I want to provide a dose of reality for you: any good website with a user experience group worth their salt is already recording much of this information about your activity, on the sites you use regularly. They track a ton of interaction data to continuously improve their sites, just like learning department should with their content. Social networks use a very similar specification which inspired Tin Can, called Activity Streams. That records all of this kind of information about your activities on those sites. We just can’t get to that data on most social networks, nor can we do much with it even when we have access to the data itself.
Why are we recording activities?
Enter activity theory with Vygotsky and Engeström (and you thought you were tired of hearing about Marvin!). Activity Theory points to action as a sign that a person successfully identified and cobbled together the right pieces of knowledge to perform the activity. This can give a lense to tacit knowledge. It can also directly link learning activities to real workplace performance. I’ll save you from a deep dive here, but if you are brave read on here.
While this is not part of the spec, I want to suggest something for us all to consider. The actor (the person actually using technology to do things) should be able to collect his/her own information about his/her activity and share this information at his/her/their will. Maybe this data would prove to an employer that Sally Employee already learned about a ton of things informally, inside and outside of work, as proof that she should be considered for a promotion or assigned the new cool project on her team. If someone is inspired by something and have taken the initiative to dig in and learn about it, regardless of the environment that should be something she can show.

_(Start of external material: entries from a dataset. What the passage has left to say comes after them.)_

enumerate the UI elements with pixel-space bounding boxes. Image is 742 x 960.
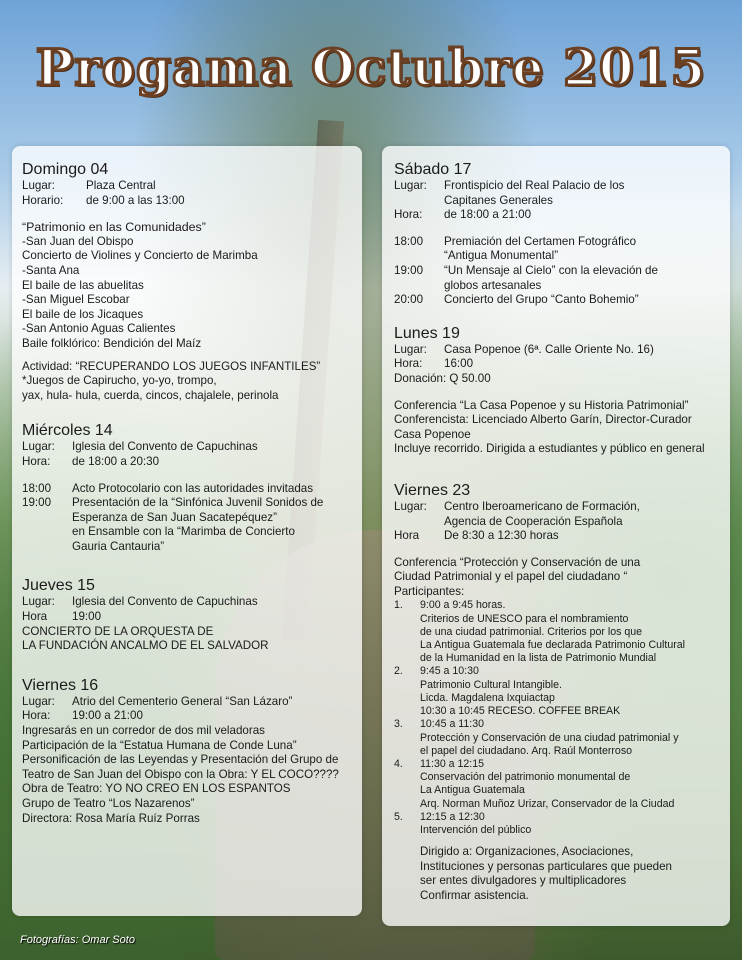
list-item-text: el papel del ciudadano. Arq. Raúl Monterroso <box>420 744 633 757</box>
left-panel <box>12 146 362 916</box>
item-time: 19:00 <box>394 263 424 277</box>
event-miercoles <box>22 421 354 554</box>
text-line: Incluye recorrido. Dirigida a estudiantes y público en general <box>394 442 705 456</box>
label-lugar: Lugar: <box>394 499 427 513</box>
text-line: Personificación de las Leyendas y Presentación del Grupo de <box>22 753 339 767</box>
text-line: -Santa Ana <box>22 263 80 277</box>
text-line: Participación de la “Estatua Humana de Conde Luna” <box>22 738 297 752</box>
label-lugar: Lugar: <box>394 179 427 192</box>
list-item-text: Protección y Conservación de una ciudad patrimonial y <box>420 731 679 744</box>
label-lugar: Lugar: <box>394 342 427 356</box>
label-hora: Hora: <box>22 454 51 468</box>
text-line: Concierto de Violines y Concierto de Marimba <box>22 249 258 263</box>
event-jueves <box>22 576 354 653</box>
text-line: CONCIERTO DE LA ORQUESTA DE <box>22 624 214 638</box>
value-hora: de 18:00 a 21:00 <box>444 208 532 222</box>
value-lugar: Atrio del Cementerio General “San Lázaro” <box>72 694 293 708</box>
item-text: “Un Mensaje al Cielo” con la elevación de <box>444 263 658 277</box>
event-domingo <box>22 160 354 403</box>
text-line: yax, hula- hula, cuerda, cincos, chajalele, perinola <box>22 388 279 402</box>
text-line: Obra de Teatro: YO NO CREO EN LOS ESPANTOS <box>22 782 291 796</box>
event-viernes-23 <box>394 481 724 904</box>
list-item-text: Intervención del público <box>420 823 532 836</box>
heading-jueves: Jueves 15 <box>22 577 95 595</box>
value-horario: de 9:00 a las 13:00 <box>86 193 185 207</box>
heading-miercoles: Miércoles 14 <box>22 422 113 440</box>
heading-viernes-23: Viernes 23 <box>394 481 471 499</box>
label-hora: Hora <box>394 529 420 543</box>
list-item-text: de una ciudad patrimonial. Criterios por los que <box>420 625 643 638</box>
value-lugar: Iglesia del Convento de Capuchinas <box>72 440 258 454</box>
value-lugar: Centro Iberoamericano de Formación, <box>444 499 640 513</box>
list-item: 4. 11:30 a 12:15 <box>394 757 485 770</box>
label-hora: Hora: <box>22 709 51 723</box>
photo-credit: Fotografías: Omar Soto <box>20 934 135 946</box>
donation: Donación: Q 50.00 <box>394 371 491 385</box>
heading-lunes: Lunes 19 <box>394 324 460 342</box>
label-hora: Hora: <box>394 357 423 371</box>
value-lugar: Iglesia del Convento de Capuchinas <box>72 595 258 609</box>
text-line: Confirmar asistencia. <box>420 888 529 902</box>
event-sabado <box>394 160 724 308</box>
value-hora: De 8:30 a 12:30 horas <box>444 529 559 543</box>
item-text: Concierto del Grupo “Canto Bohemio” <box>444 293 639 307</box>
text-line: -San Antonio Aguas Calientes <box>22 322 176 336</box>
value-lugar: Plaza Central <box>86 179 156 192</box>
list-item-text: Licda. Magdalena Ixquiactap <box>420 691 555 704</box>
item-text: “Antigua Monumental” <box>444 249 559 263</box>
text-line: Conferencia “La Casa Popenoe y su Historia Patrimonial” <box>394 398 689 412</box>
label-horario: Horario: <box>22 193 64 207</box>
value-lugar-cont: Agencia de Cooperación Española <box>444 514 623 528</box>
event-lunes <box>394 324 724 457</box>
label-lugar: Lugar: <box>22 179 55 192</box>
text-line: Conferencia “Protección y Conservación de una <box>394 555 641 569</box>
list-item-text: 10:30 a 10:45 RECESO. COFFEE BREAK <box>420 705 621 718</box>
list-item-text: Arq. Norman Muñoz Urizar, Conservador de la Ciudad <box>420 797 675 810</box>
text-line: -San Miguel Escobar <box>22 293 130 307</box>
list-item: 3. 10:45 a 11:30 <box>394 718 485 731</box>
item-text: globos artesanales <box>444 278 542 292</box>
value-hora: 19:00 a 21:00 <box>72 709 143 723</box>
list-item: 2. 9:45 a 10:30 <box>394 665 479 678</box>
heading-viernes-16: Viernes 16 <box>22 676 99 694</box>
item-text: en Ensamble con la “Marimba de Concierto <box>72 525 295 539</box>
list-item-text: Conservación del patrimonio monumental de <box>420 771 631 784</box>
text-line: LA FUNDACIÓN ANCALMO DE EL SALVADOR <box>22 639 269 653</box>
text-line: Dirigido a: Organizaciones, Asociaciones, <box>420 845 634 859</box>
item-time: 20:00 <box>394 293 424 307</box>
value-hora: de 18:00 a 20:30 <box>72 454 160 468</box>
text-line: Actividad: “RECUPERANDO LOS JUEGOS INFANTILES” <box>22 359 321 373</box>
item-text: Presentación de la “Sinfónica Juvenil Sonidos de <box>72 496 324 510</box>
value-hora: 19:00 <box>72 610 102 624</box>
text-line: ser entes divulgadores y multiplicadores <box>420 874 627 888</box>
label-lugar: Lugar: <box>22 595 55 609</box>
subtitle: “Patrimonio en las Comunidades” <box>22 220 206 235</box>
item-time: 18:00 <box>394 234 424 248</box>
text-line: Baile folklórico: Bendición del Maíz <box>22 336 202 350</box>
right-panel <box>382 146 730 926</box>
value-hora: 16:00 <box>444 357 474 371</box>
item-text: Acto Protocolario con las autoridades invitadas <box>72 481 314 495</box>
list-item: 5. 12:15 a 12:30 <box>394 810 485 823</box>
text-line: Teatro de San Juan del Obispo con la Obra: Y EL COCO???? <box>22 767 339 781</box>
item-time: 19:00 <box>22 496 52 510</box>
text-line: Instituciones y personas particulares que pueden <box>420 859 672 873</box>
text-line: El baile de las abuelitas <box>22 278 144 292</box>
text-line: Casa Popenoe <box>394 427 471 441</box>
value-lugar-cont: Capitanes Generales <box>444 193 553 207</box>
text-line: Ingresarás en un corredor de dos mil veladoras <box>22 724 265 738</box>
label-lugar: Lugar: <box>22 440 55 454</box>
text-line: El baile de los Jicaques <box>22 307 144 321</box>
list-item-text: La Antigua Guatemala <box>420 784 525 797</box>
text-line: Ciudad Patrimonial y el papel del ciudadano “ <box>394 570 628 584</box>
item-text: Gauria Cantauria” <box>72 539 165 553</box>
list-item-text: Patrimonio Cultural Intangible. <box>420 678 562 691</box>
text-line: Grupo de Teatro “Los Nazarenos” <box>22 797 195 810</box>
list-item: 1. 9:00 a 9:45 horas. <box>394 599 506 612</box>
list-item-text: de la Humanidad en la lista de Patrimonio Mundial <box>420 652 657 665</box>
text-line: Participantes: <box>394 584 465 598</box>
value-lugar: Frontispicio del Real Palacio de los <box>444 179 625 192</box>
label-hora: Hora: <box>394 208 423 222</box>
value-lugar: Casa Popenoe (6ª. Calle Oriente No. 16) <box>444 342 654 356</box>
item-text: Premiación del Certamen Fotográfico <box>444 234 637 248</box>
page-title: Progama Octubre 2015 <box>35 38 707 97</box>
text-line: -San Juan del Obispo <box>22 234 134 248</box>
item-time: 18:00 <box>22 481 52 495</box>
heading-domingo: Domingo 04 <box>22 161 109 178</box>
label-hora: Hora <box>22 610 48 624</box>
text-line: Conferencista: Licenciado Alberto Garín, Director-Curador <box>394 413 692 427</box>
text-line: Directora: Rosa María Ruíz Porras <box>22 811 200 825</box>
heading-sabado: Sábado 17 <box>394 161 472 178</box>
item-text: Esperanza de San Juan Sacatepéquez” <box>72 510 277 524</box>
list-item-text: Criterios de UNESCO para el nombramiento <box>420 612 629 625</box>
label-lugar: Lugar: <box>22 694 55 708</box>
text-line: *Juegos de Capirucho, yo-yo, trompo, <box>22 374 217 388</box>
event-viernes-16 <box>22 676 354 826</box>
list-item-text: La Antigua Guatemala fue declarada Patrimonio Cultural <box>420 639 686 652</box>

So How Do I “Can” My Work?
See that? I’m funny.
You can find a list of adopters here. They are spread across the realm of learning and performance support. If you want to start making use of Tin Can or you want a tool you use to adopt, start the conversation. There are many people out there who are willing to help. We all have a say in how this story will go and end. Advanced Distributed Learning (ADL) is running this spec effort with the community, and everyone is welcome to join. Together we’re better.
Ask for more from your employer, your clients, your vendors, your government. Ask more from me. I’m not perfect and surely I’ve missed something you care about. Please, ask questions. Have the conversations, push the ideas and pieces you care about. Ask for learning data to be liberated from the silos it’s stuck in now: help everyone be better.